À mesure que les touristes affluent, les nuisances et les prix s’envolent aussi. Si l’économie locale profite d’une fréquentation record, un sentiment de mise à l’écart grandit chez de nombreux résidents à l’année, qui voient leur ville se transformer en décor pour visiteurs de passage.

Au cœur de la polémique, les locations de courte durée. Un baromètre national, le « Touriscore », classe Nice en catégorie E (comme Paris ou Cannes), la plus mauvaise note, signe d'une pression touristique « très forte ». Exemple frappant : 17,1% des logements du centre-ville sont des meublés touristiques, contre seulement 4% dans le reste de la commune, selon cette même étude.

Résultat : les petits logements, prisés par les étudiants ou les jeunes actifs, sont aussi ceux qui basculent le plus facilement vers la location saisonnière, plus rémunératrice l’été qu’une location à l’année.

Habitants contre mairie, deux visions pour Nice

Cette situation est dénoncée par plusieurs collectifs écologistes et citoyens. Une pétition « Stop au surtourisme ! Exigeons une ligne rouge » a été lancée au printemps. Objectif : dénoncer toute politique qui amplifie le phénomène, réclamer un encadrement plus strict des meublés de tourisme et limiter le trafic à l’aéroport à 15 millions de voyageurs par an, soit grosso modo le niveau atteint en 2025, une année record. Derrière cette mobilisation, la volonté pour les habitants de continuer à pouvoir vivre et se loger dans leur propre ville, plutôt que de devoir renoncer aux bords de la Méditerranée.

Cette pétition a‑t‑elle été entendue par le nouveau maire de Nice, Éric Ciotti ? Pas vraiment. La ligne politique de l’élu UDR, allié du Rassemblement national, est plutôt à plus de souplesse en matière de tourisme. Lors d’une soirée organisée par Atout France, il a encore présenté Nice comme « un phare du tourisme français et international », assumant pleinement le rôle de vitrine méditerranéenne.

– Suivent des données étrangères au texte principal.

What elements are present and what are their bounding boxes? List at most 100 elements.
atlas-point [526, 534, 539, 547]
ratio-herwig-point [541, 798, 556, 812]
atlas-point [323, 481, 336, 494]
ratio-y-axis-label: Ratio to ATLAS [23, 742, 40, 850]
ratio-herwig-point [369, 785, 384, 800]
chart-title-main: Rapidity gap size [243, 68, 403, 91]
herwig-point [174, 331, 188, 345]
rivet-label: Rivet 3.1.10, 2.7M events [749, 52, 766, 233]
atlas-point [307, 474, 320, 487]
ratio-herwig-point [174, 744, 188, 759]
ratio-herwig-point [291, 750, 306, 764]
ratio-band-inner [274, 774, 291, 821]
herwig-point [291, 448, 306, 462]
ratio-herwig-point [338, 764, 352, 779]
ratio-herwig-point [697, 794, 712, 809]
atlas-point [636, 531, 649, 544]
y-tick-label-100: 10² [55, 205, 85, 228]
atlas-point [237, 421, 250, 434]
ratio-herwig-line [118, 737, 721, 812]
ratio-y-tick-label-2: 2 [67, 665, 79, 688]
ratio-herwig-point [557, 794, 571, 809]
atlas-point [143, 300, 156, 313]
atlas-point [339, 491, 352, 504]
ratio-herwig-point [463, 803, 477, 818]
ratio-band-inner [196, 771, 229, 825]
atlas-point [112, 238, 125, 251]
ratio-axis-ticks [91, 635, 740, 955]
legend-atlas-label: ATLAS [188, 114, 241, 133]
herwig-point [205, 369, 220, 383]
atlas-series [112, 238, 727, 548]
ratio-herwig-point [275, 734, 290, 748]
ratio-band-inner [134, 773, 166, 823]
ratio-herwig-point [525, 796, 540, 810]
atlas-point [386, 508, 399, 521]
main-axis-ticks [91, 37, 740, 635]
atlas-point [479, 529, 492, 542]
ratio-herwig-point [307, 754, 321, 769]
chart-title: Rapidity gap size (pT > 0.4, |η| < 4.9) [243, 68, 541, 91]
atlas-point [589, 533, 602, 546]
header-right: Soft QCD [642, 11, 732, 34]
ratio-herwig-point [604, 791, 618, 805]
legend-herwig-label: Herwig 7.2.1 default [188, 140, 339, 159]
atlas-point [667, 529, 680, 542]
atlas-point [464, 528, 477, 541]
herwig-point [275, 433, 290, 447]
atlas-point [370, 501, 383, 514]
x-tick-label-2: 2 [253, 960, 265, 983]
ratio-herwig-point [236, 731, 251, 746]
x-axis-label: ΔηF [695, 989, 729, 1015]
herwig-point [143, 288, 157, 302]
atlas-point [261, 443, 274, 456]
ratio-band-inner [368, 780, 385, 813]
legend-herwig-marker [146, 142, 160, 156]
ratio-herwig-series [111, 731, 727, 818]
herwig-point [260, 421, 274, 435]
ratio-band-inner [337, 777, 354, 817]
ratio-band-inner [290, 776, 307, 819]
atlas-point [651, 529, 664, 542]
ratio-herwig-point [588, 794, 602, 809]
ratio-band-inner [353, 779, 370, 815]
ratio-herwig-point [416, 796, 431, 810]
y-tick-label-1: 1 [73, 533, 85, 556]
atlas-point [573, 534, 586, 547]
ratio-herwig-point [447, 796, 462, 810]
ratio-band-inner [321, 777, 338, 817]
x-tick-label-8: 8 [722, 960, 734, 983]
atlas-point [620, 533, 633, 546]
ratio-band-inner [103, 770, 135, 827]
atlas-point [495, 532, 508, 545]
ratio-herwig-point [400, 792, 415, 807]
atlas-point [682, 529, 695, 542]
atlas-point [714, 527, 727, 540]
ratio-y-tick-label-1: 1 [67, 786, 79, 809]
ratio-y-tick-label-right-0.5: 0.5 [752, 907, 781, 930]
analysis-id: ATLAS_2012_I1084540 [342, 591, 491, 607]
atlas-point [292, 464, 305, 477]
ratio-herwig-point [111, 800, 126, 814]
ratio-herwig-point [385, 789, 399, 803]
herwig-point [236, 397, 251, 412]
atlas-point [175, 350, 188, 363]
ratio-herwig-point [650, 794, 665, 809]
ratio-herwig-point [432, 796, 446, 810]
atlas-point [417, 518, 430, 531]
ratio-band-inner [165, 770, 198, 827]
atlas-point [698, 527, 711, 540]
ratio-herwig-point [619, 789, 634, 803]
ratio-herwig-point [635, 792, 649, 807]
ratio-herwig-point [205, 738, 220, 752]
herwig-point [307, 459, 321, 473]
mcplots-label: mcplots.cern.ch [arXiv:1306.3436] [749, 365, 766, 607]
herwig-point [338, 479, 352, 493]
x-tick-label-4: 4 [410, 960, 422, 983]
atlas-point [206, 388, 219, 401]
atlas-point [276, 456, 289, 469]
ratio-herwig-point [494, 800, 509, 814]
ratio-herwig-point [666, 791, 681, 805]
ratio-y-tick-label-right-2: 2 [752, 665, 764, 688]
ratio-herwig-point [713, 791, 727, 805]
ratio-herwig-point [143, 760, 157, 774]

Objectif pour l’édile : assouplir les règles votées sous le mandat de son prédécesseur, Christian Estrosi, en faisant passer de 90 à 120 jours la durée de location des résidences principales, en portant de trois à cinq ans les autorisations temporaires et en relevant les quotas de meublés touristiques dans plusieurs quartiers, jusqu’à +20% dans le Vieux‑Nice. Le plan a provoqué l’ire de l’opposition de gauche, qui dénonce un projet « taillé sur mesure pour Airbnb ».

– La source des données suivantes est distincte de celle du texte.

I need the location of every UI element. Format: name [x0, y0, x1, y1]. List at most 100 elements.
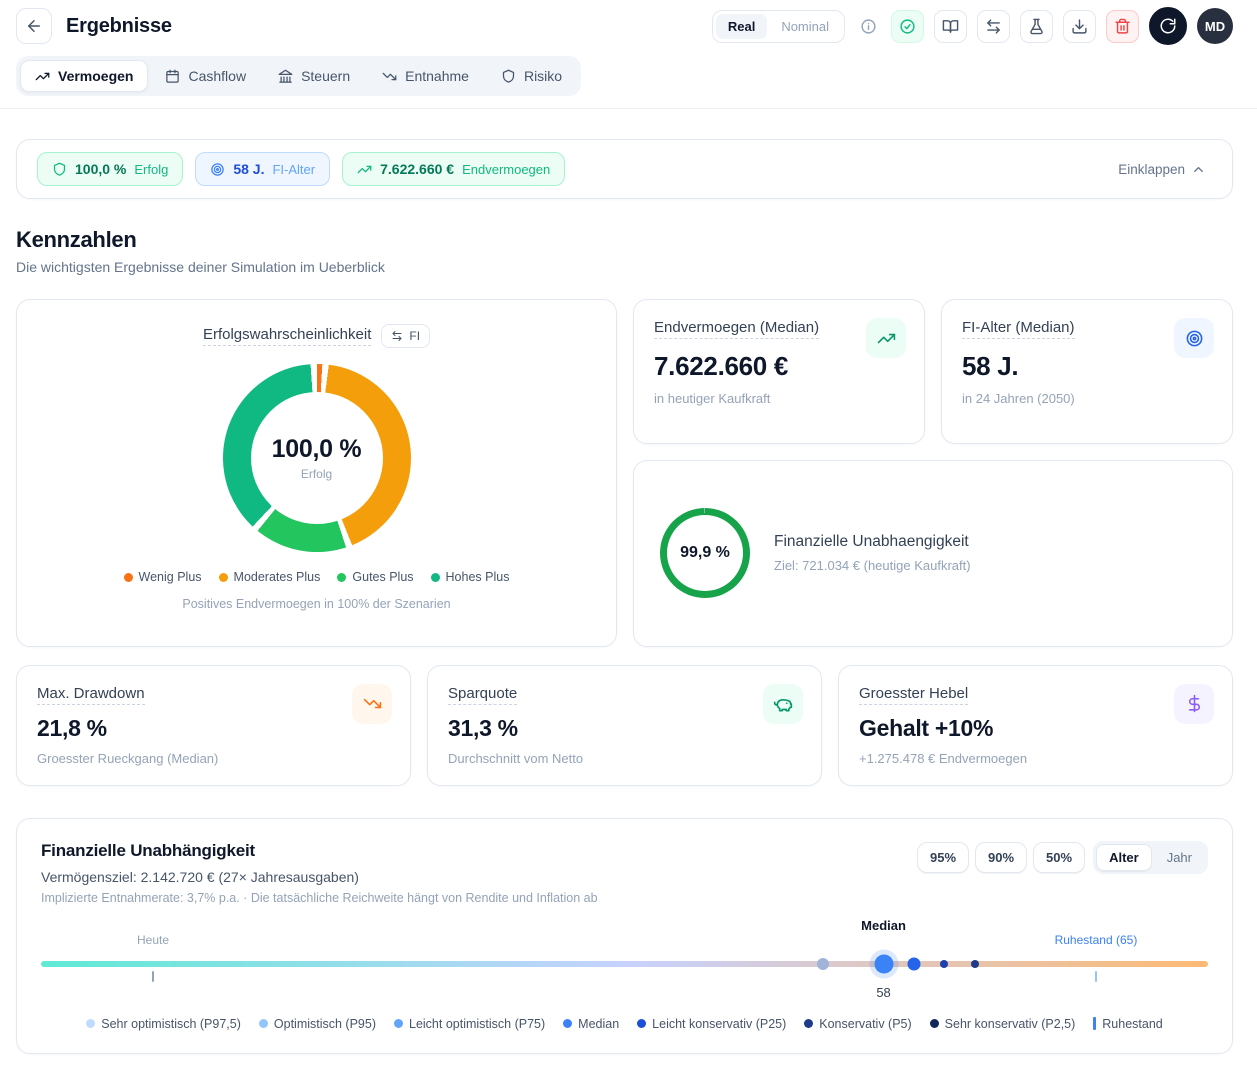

Nouvelle illustration des tensions qui traversent aujourd'hui Nice, tiraillée entre développement touristique et vie quotidienne de ses habitants. Pour les investisseurs, la ville reste un marché très dynamique, avec un loyer moyen autour de 20 à 22 euros le mètre carré et des prix de vente en hausse de plus de 20% en cinq ans. Des niveaux qui, eux, n'ont rien de réjouissant pour une partie des Niçois à l'année.